似た者同士
期末テストを終え、冬休みを控えるだけとなった12月上旬のある日の放課後。
俺は下校しようと教室を出て、廊下を歩き昇降口へと向かっていた。
廊下で屯している連中はさすがに見掛けない。
ブレザーのポケットに手を突っ込み、窓の外に視線をやりながら歩いていると嘉納さんが背後からバタバタと駆け寄り、隣を歩き始めた。

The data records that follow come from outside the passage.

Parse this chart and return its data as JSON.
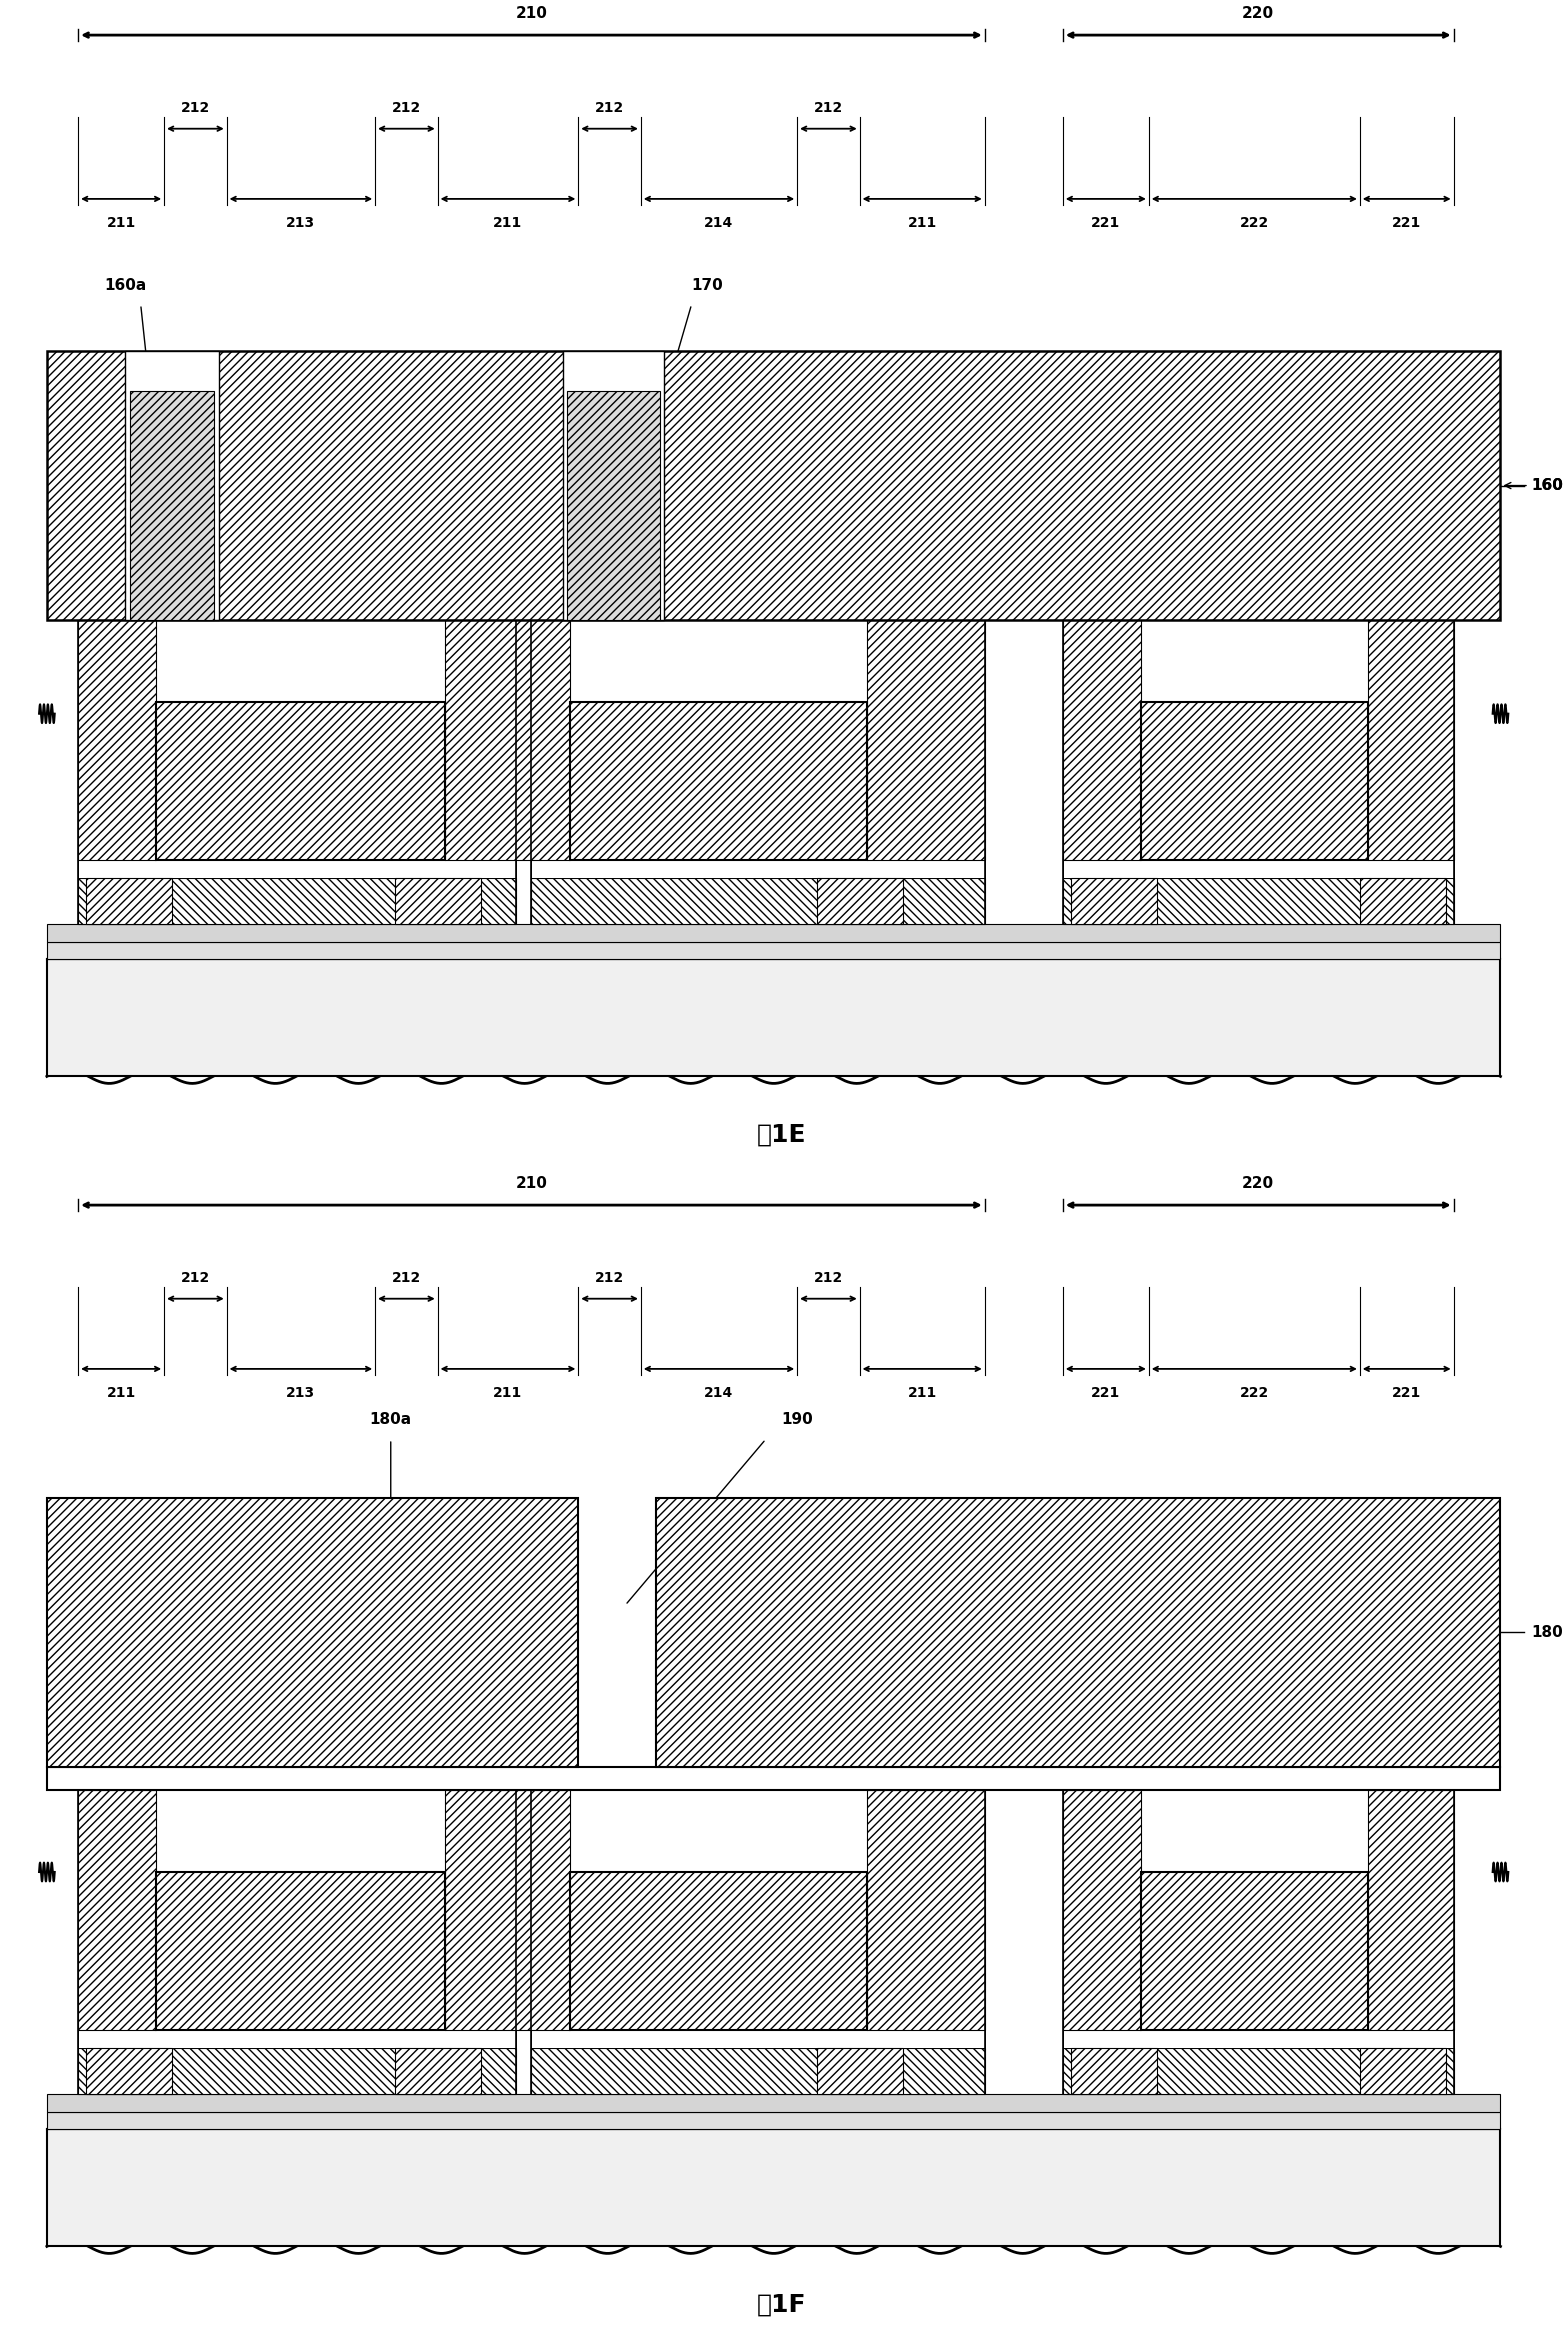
{
  "fig_width": 15.63,
  "fig_height": 23.4,
  "bg_color": "#ffffff",
  "title1": "图1E",
  "title2": "图1F",
  "dim_fontsize": 11,
  "sub_dim_fontsize": 10,
  "label_fontsize": 11,
  "caption_fontsize": 18
}
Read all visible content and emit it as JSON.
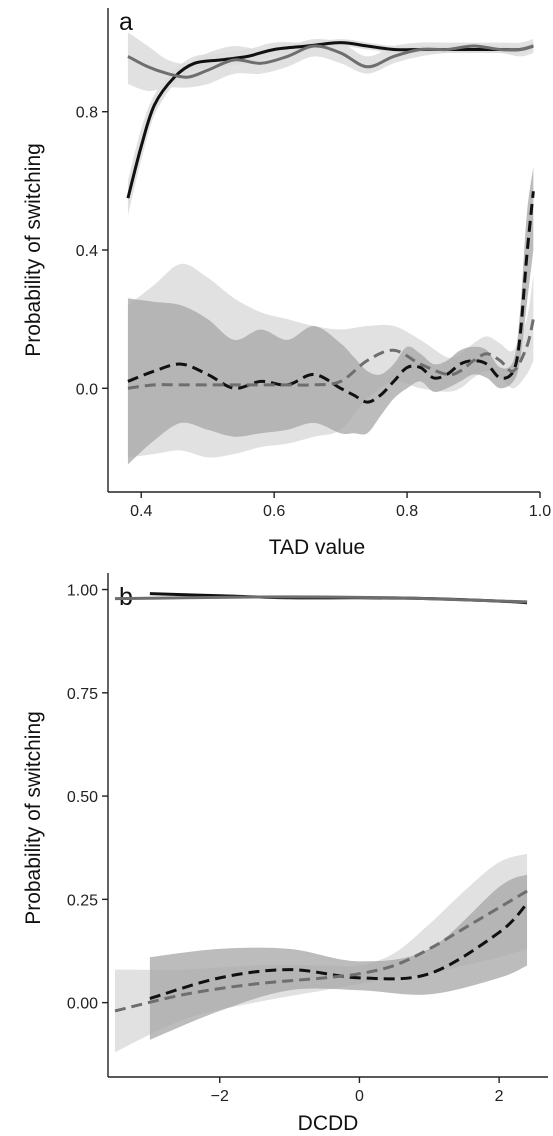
{
  "colors": {
    "series_black": "#111111",
    "series_gray": "#6e6e6e",
    "band_dark": "#a6a6a6",
    "band_light": "#dcdcdc",
    "axis": "#222222",
    "background": "#ffffff"
  },
  "chart_data": [
    {
      "type": "line",
      "panel_label": "a",
      "xlabel": "TAD value",
      "ylabel": "Probability of switching",
      "xlim": [
        0.35,
        1.0
      ],
      "ylim": [
        -0.3,
        1.1
      ],
      "xticks": [
        0.4,
        0.6,
        0.8,
        1.0
      ],
      "xtick_labels": [
        "0.4",
        "0.6",
        "0.8",
        "1.0"
      ],
      "yticks": [
        0.0,
        0.4,
        0.8
      ],
      "ytick_labels": [
        "0.0",
        "0.4",
        "0.8"
      ],
      "grid": false,
      "legend": "none",
      "series": [
        {
          "color": "black",
          "style": "solid",
          "x": [
            0.38,
            0.4,
            0.42,
            0.45,
            0.48,
            0.52,
            0.56,
            0.6,
            0.65,
            0.7,
            0.74,
            0.78,
            0.82,
            0.86,
            0.9,
            0.94,
            0.97,
            0.99
          ],
          "y": [
            0.55,
            0.7,
            0.82,
            0.9,
            0.94,
            0.95,
            0.96,
            0.98,
            0.99,
            1.0,
            0.99,
            0.98,
            0.98,
            0.98,
            0.98,
            0.98,
            0.98,
            0.99
          ],
          "band": {
            "shade": "light",
            "lower": [
              0.5,
              0.66,
              0.79,
              0.88,
              0.92,
              0.93,
              0.94,
              0.96,
              0.98,
              0.99,
              0.98,
              0.97,
              0.97,
              0.97,
              0.97,
              0.97,
              0.97,
              0.98
            ],
            "upper": [
              0.6,
              0.75,
              0.85,
              0.92,
              0.96,
              0.97,
              0.98,
              1.0,
              1.0,
              1.01,
              1.0,
              0.99,
              0.99,
              0.99,
              0.99,
              0.99,
              0.99,
              1.0
            ]
          }
        },
        {
          "color": "gray",
          "style": "solid",
          "x": [
            0.38,
            0.41,
            0.44,
            0.47,
            0.5,
            0.54,
            0.58,
            0.62,
            0.66,
            0.7,
            0.74,
            0.78,
            0.82,
            0.86,
            0.9,
            0.94,
            0.97,
            0.99
          ],
          "y": [
            0.96,
            0.93,
            0.91,
            0.9,
            0.92,
            0.95,
            0.94,
            0.96,
            0.99,
            0.97,
            0.93,
            0.96,
            0.98,
            0.98,
            0.99,
            0.98,
            0.98,
            0.99
          ],
          "band": {
            "shade": "light",
            "lower": [
              0.88,
              0.86,
              0.87,
              0.87,
              0.88,
              0.91,
              0.91,
              0.93,
              0.96,
              0.94,
              0.91,
              0.94,
              0.96,
              0.97,
              0.97,
              0.97,
              0.96,
              0.97
            ],
            "upper": [
              1.03,
              0.99,
              0.95,
              0.94,
              0.97,
              0.99,
              0.98,
              0.99,
              1.01,
              1.0,
              0.96,
              0.99,
              1.0,
              1.0,
              1.0,
              1.0,
              1.0,
              1.01
            ]
          }
        },
        {
          "color": "black",
          "style": "dashed",
          "x": [
            0.38,
            0.42,
            0.46,
            0.5,
            0.54,
            0.58,
            0.62,
            0.66,
            0.7,
            0.72,
            0.74,
            0.76,
            0.78,
            0.8,
            0.82,
            0.84,
            0.86,
            0.88,
            0.9,
            0.92,
            0.94,
            0.96,
            0.97,
            0.98,
            0.99
          ],
          "y": [
            0.02,
            0.05,
            0.07,
            0.04,
            0.0,
            0.02,
            0.01,
            0.04,
            0.0,
            -0.02,
            -0.04,
            -0.02,
            0.02,
            0.06,
            0.06,
            0.03,
            0.04,
            0.07,
            0.08,
            0.07,
            0.03,
            0.05,
            0.15,
            0.38,
            0.57
          ],
          "band": {
            "shade": "dark",
            "lower": [
              -0.22,
              -0.15,
              -0.1,
              -0.12,
              -0.14,
              -0.13,
              -0.12,
              -0.1,
              -0.13,
              -0.13,
              -0.13,
              -0.08,
              -0.03,
              0.0,
              0.02,
              -0.01,
              0.0,
              0.02,
              0.04,
              0.03,
              0.0,
              0.02,
              0.08,
              0.24,
              0.4
            ],
            "upper": [
              0.26,
              0.25,
              0.24,
              0.2,
              0.14,
              0.17,
              0.14,
              0.18,
              0.13,
              0.09,
              0.05,
              0.04,
              0.07,
              0.12,
              0.1,
              0.07,
              0.08,
              0.11,
              0.12,
              0.11,
              0.06,
              0.08,
              0.22,
              0.5,
              0.64
            ]
          }
        },
        {
          "color": "gray",
          "style": "dashed",
          "x": [
            0.38,
            0.42,
            0.46,
            0.5,
            0.54,
            0.58,
            0.62,
            0.66,
            0.7,
            0.74,
            0.78,
            0.82,
            0.86,
            0.88,
            0.9,
            0.92,
            0.94,
            0.96,
            0.98,
            0.99
          ],
          "y": [
            0.0,
            0.01,
            0.01,
            0.01,
            0.01,
            0.01,
            0.01,
            0.01,
            0.02,
            0.08,
            0.11,
            0.07,
            0.04,
            0.05,
            0.08,
            0.1,
            0.08,
            0.05,
            0.12,
            0.2
          ],
          "band": {
            "shade": "light",
            "lower": [
              -0.2,
              -0.19,
              -0.18,
              -0.2,
              -0.19,
              -0.17,
              -0.16,
              -0.14,
              -0.12,
              -0.03,
              0.02,
              0.0,
              -0.01,
              0.0,
              0.03,
              0.05,
              0.03,
              0.0,
              0.04,
              0.08
            ],
            "upper": [
              0.24,
              0.3,
              0.36,
              0.32,
              0.26,
              0.22,
              0.2,
              0.18,
              0.17,
              0.18,
              0.18,
              0.14,
              0.09,
              0.1,
              0.13,
              0.15,
              0.13,
              0.11,
              0.2,
              0.33
            ]
          }
        }
      ]
    },
    {
      "type": "line",
      "panel_label": "b",
      "xlabel": "DCDD",
      "ylabel": "Probability of switching",
      "xlim": [
        -3.6,
        2.7
      ],
      "ylim": [
        -0.18,
        1.04
      ],
      "xticks": [
        -2,
        0,
        2
      ],
      "xtick_labels": [
        "−2",
        "0",
        "2"
      ],
      "yticks": [
        0.0,
        0.25,
        0.5,
        0.75,
        1.0
      ],
      "ytick_labels": [
        "0.00",
        "0.25",
        "0.50",
        "0.75",
        "1.00"
      ],
      "grid": false,
      "legend": "none",
      "series": [
        {
          "color": "black",
          "style": "solid",
          "x": [
            -3.0,
            -2.0,
            -1.0,
            0.0,
            1.0,
            2.0,
            2.4
          ],
          "y": [
            0.99,
            0.985,
            0.98,
            0.98,
            0.978,
            0.972,
            0.968
          ]
        },
        {
          "color": "gray",
          "style": "solid",
          "x": [
            -3.5,
            -2.5,
            -1.5,
            -0.5,
            0.5,
            1.5,
            2.4
          ],
          "y": [
            0.978,
            0.98,
            0.982,
            0.982,
            0.98,
            0.975,
            0.97
          ]
        },
        {
          "color": "black",
          "style": "dashed",
          "x": [
            -3.0,
            -2.0,
            -1.0,
            0.0,
            1.0,
            2.0,
            2.4
          ],
          "y": [
            0.01,
            0.06,
            0.08,
            0.06,
            0.07,
            0.17,
            0.24
          ],
          "band": {
            "shade": "dark",
            "lower": [
              -0.09,
              -0.02,
              0.03,
              0.03,
              0.02,
              0.06,
              0.09
            ],
            "upper": [
              0.11,
              0.13,
              0.13,
              0.1,
              0.13,
              0.28,
              0.31
            ]
          }
        },
        {
          "color": "gray",
          "style": "dashed",
          "x": [
            -3.5,
            -2.5,
            -1.5,
            -0.5,
            0.0,
            0.5,
            1.0,
            1.5,
            2.0,
            2.4
          ],
          "y": [
            -0.02,
            0.02,
            0.045,
            0.06,
            0.07,
            0.09,
            0.13,
            0.18,
            0.23,
            0.27
          ],
          "band": {
            "shade": "light",
            "lower": [
              -0.12,
              -0.04,
              0.0,
              0.03,
              0.045,
              0.06,
              0.07,
              0.09,
              0.11,
              0.13
            ],
            "upper": [
              0.08,
              0.08,
              0.09,
              0.09,
              0.09,
              0.12,
              0.19,
              0.27,
              0.34,
              0.36
            ]
          }
        }
      ]
    }
  ]
}
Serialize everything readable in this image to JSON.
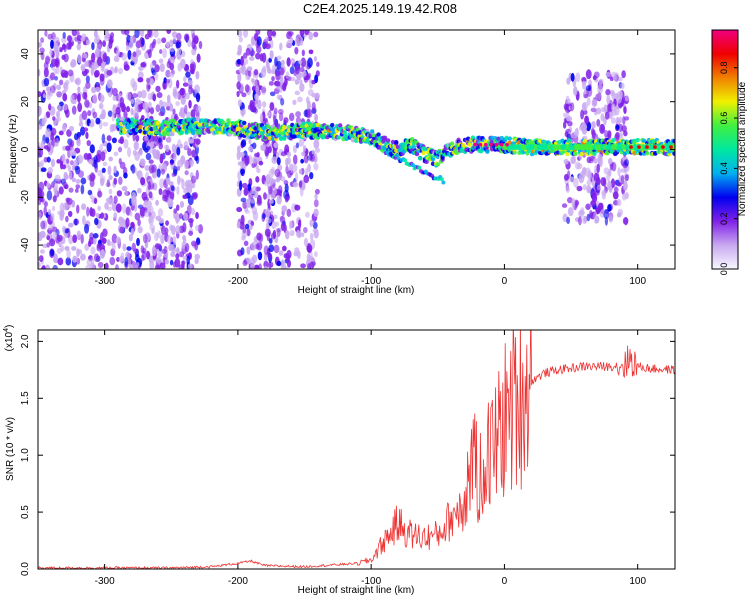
{
  "title": "C2E4.2025.149.19.42.R08",
  "chart_data": [
    {
      "type": "heatmap",
      "xlabel": "Height of straight line (km)",
      "ylabel": "Frequency (Hz)",
      "xlim": [
        -350,
        128
      ],
      "ylim": [
        -50,
        50
      ],
      "xticks": [
        -300,
        -200,
        -100,
        0,
        100
      ],
      "yticks": [
        -40,
        -20,
        0,
        20,
        40
      ],
      "colorbar": {
        "label": "Normalized spectral amplitude",
        "range": [
          0,
          0.95
        ],
        "ticks": [
          "0.0",
          "0.2",
          "0.4",
          "0.6",
          "0.8"
        ],
        "colormap": [
          "#f8f8ff",
          "#c8a8f0",
          "#8020e8",
          "#0000f0",
          "#00b0f0",
          "#00e8a0",
          "#40f040",
          "#f0f000",
          "#f08000",
          "#f00000",
          "#f00080"
        ]
      },
      "carrier_trace": {
        "x": [
          -290,
          -260,
          -230,
          -200,
          -180,
          -150,
          -120,
          -100,
          -90,
          -80,
          -70,
          -60,
          -50,
          -40,
          -30,
          -20,
          -10,
          0,
          20,
          50,
          90,
          128
        ],
        "y": [
          10,
          9,
          10,
          9,
          7,
          8,
          7,
          5,
          2,
          0,
          2,
          -2,
          -4,
          0,
          2,
          2,
          2,
          2,
          1,
          1,
          1,
          1
        ]
      },
      "secondary_trace": {
        "x": [
          -95,
          -85,
          -75,
          -65,
          -55,
          -45
        ],
        "y": [
          1,
          -2,
          -5,
          -8,
          -11,
          -13
        ]
      },
      "noise_regions": [
        [
          -350,
          -228
        ],
        [
          -200,
          -140
        ],
        [
          45,
          92
        ]
      ]
    },
    {
      "type": "line",
      "xlabel": "Height of straight line (km)",
      "ylabel": "SNR (10 * v/v)",
      "yscale_note": "(x10^4)",
      "color": "#ee3333",
      "xlim": [
        -350,
        128
      ],
      "ylim": [
        0,
        2.1
      ],
      "xticks": [
        -300,
        -200,
        -100,
        0,
        100
      ],
      "yticks": [
        "0.0",
        "0.5",
        "1.0",
        "1.5",
        "2.0"
      ],
      "series": [
        {
          "x": [
            -350,
            -300,
            -250,
            -220,
            -200,
            -190,
            -180,
            -150,
            -110,
            -100,
            -90,
            -80,
            -70,
            -60,
            -50,
            -40,
            -30,
            -25,
            -20,
            -15,
            -10,
            -5,
            0,
            10,
            20,
            30,
            40,
            60,
            80,
            90,
            95,
            100,
            110,
            128
          ],
          "y": [
            0.01,
            0.01,
            0.01,
            0.02,
            0.05,
            0.07,
            0.03,
            0.02,
            0.05,
            0.08,
            0.25,
            0.4,
            0.3,
            0.28,
            0.3,
            0.45,
            0.6,
            1.0,
            0.8,
            1.0,
            1.0,
            1.15,
            1.3,
            1.5,
            1.65,
            1.72,
            1.75,
            1.78,
            1.78,
            1.8,
            1.85,
            1.78,
            1.76,
            1.75
          ]
        }
      ]
    }
  ]
}
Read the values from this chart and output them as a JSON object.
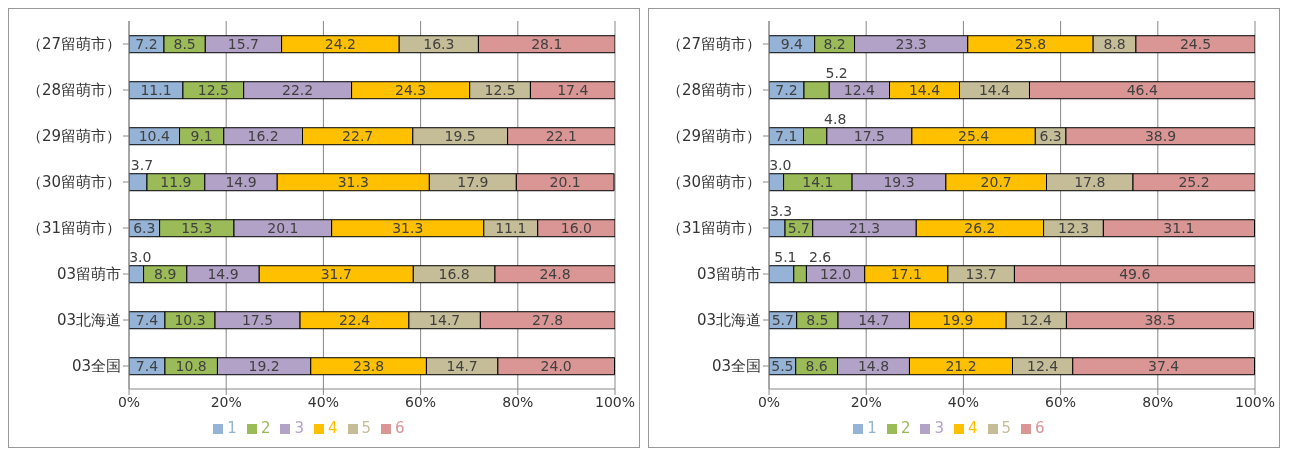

「今日は一緒じゃないんだ。珍しいね、喧嘩でもした?」
「いや、そうじゃ......風邪をひいてるだけらしい。長引いてて数日休んでるよ、彼女なら」
「そう、なんだ......以前より比べるまでもなく死にそうな顔してるね、寝れてる?」
「一応......?俺の心配してくれるのは嬉しいけど、夏乃さんこそ最近笑顔じゃないこと多くない?どうしたの?」
「見てたんだ、私のこと......ちょっとねぇ。雲行きが怪しいというか......色々ね。私よりコウちゃんだよ、深刻なのは......災難ばかっだよね、ほんと......」
「......うぅん。夏乃さんみたいに中学生の頃に経験してたら不登校にはなってたかな......たぶん。すがれる存在がいるのは大きいって思う、よ......」
「それは言えるね......コウちゃんと話せてる今があるのって不思議だよね、そう考えると。聞いてもらって良い?そんな心境じゃないと思うけど......」
「聞かないでよ、分かってるでしょ......」
「まあ、ね......聞かれててさ、彼女に。嫌がらせが増してる感じで──」
「そうなんだ......こたえるよな、アレ。やっぱり夏乃さんだったんだね、ありがとう。ごめん......俺なんかのせいで傷つけられて。ごめん、ほんと......夏乃さんに辛い、苦しい思いなんかさせたくないのに」
「良いよ......コウちゃんに私のような思いをさせたくなくてやったことだから。良いんだよ、良いから......コウちゃん」
「ごめん、ごめん......ごめん、夏乃さん──」
「謝らなくて良いんだよ、謝らなくて......謝ってほしくて言ったんじゃないよ、コウちゃん。私達は──でしょ?なら、こういう私達でいようって約束したんだから謝らなくて良いんだよ」
俺と嘉納夏乃の間には、友達とも恋人とも違う関係──依存が存在する。
決して美しくはなく、二人の間の依存は歪なものだと最初っから理解しながらも絶ちきれない強固な依存だ。